As the savings rate in 401(k) accounts reaches a record high despite slipping balances, pre-retirees and retirees must maximize their funds. David Montgomery, managing director of Retirement Plan Services at Concurrent, shares his expertise on turning 401(k) balances into effective retirement income.
The Importance of Professional Advice
Montgomery emphasizes the need for professional advice, stating, “It’s hard enough even for financial professionals to get it exactly right, and it’s even harder for someone not skilled in this area to get right.” Many people make the mistake of being too conservative with their investment mix, especially considering rising longevity. “The reality is that many people will live 20-30 years after they retire, so generally speaking they’ll still need a reasonable percentage of equities in their portfolio to receive the growth it needs over that time frame and not outlive their assets,” he explains.
Evaluating 401(k) Plans
As a fiduciary advisor, Montgomery has guided many clients on the benefits and risks of rolling a 401(k) into an IRA versus leaving it with a plan provider. The first question to ask is “how good is the client’s 401(k) plan?” Montgomery notes that some plans are excellent, with low-cost investments and strong fiduciary oversight, while others may be run by business owners without expertise in 401(k) plans.

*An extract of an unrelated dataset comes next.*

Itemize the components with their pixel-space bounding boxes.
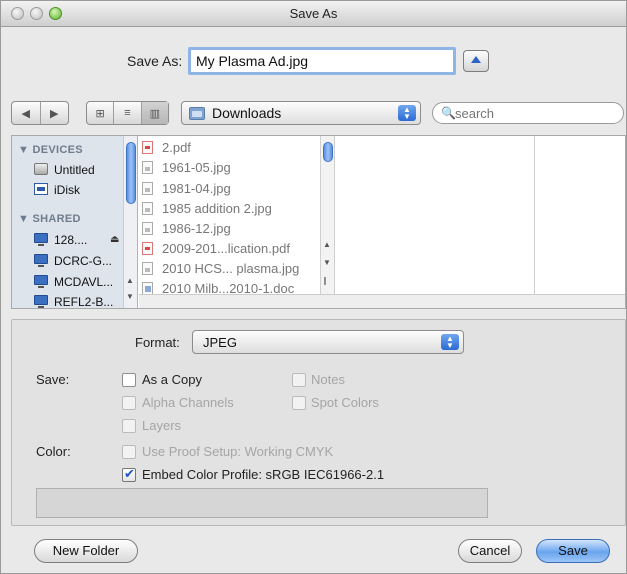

Adjusting Investment Strategies
For clients 5-10 years from retirement, Montgomery recommends adjusting their investment mix to a slightly more conservative volatility level while maintaining proper equity exposure. “Depending on certain factors, around the 2-5 years from retirement mark, some clients might even consider starting to shift some of their portfolio, such as a year or two worth of expenses, into cash or very conservative bonds,” he suggests. This helps ensure that the money for their first couple of years of expenses isn’t exposed to potential large market swings downward as they’re starting to withdraw it as their retirement ‘paycheck.’
By following these strategies, retirees can make the most of their 401(k) balances and create a sustainable retirement income plan.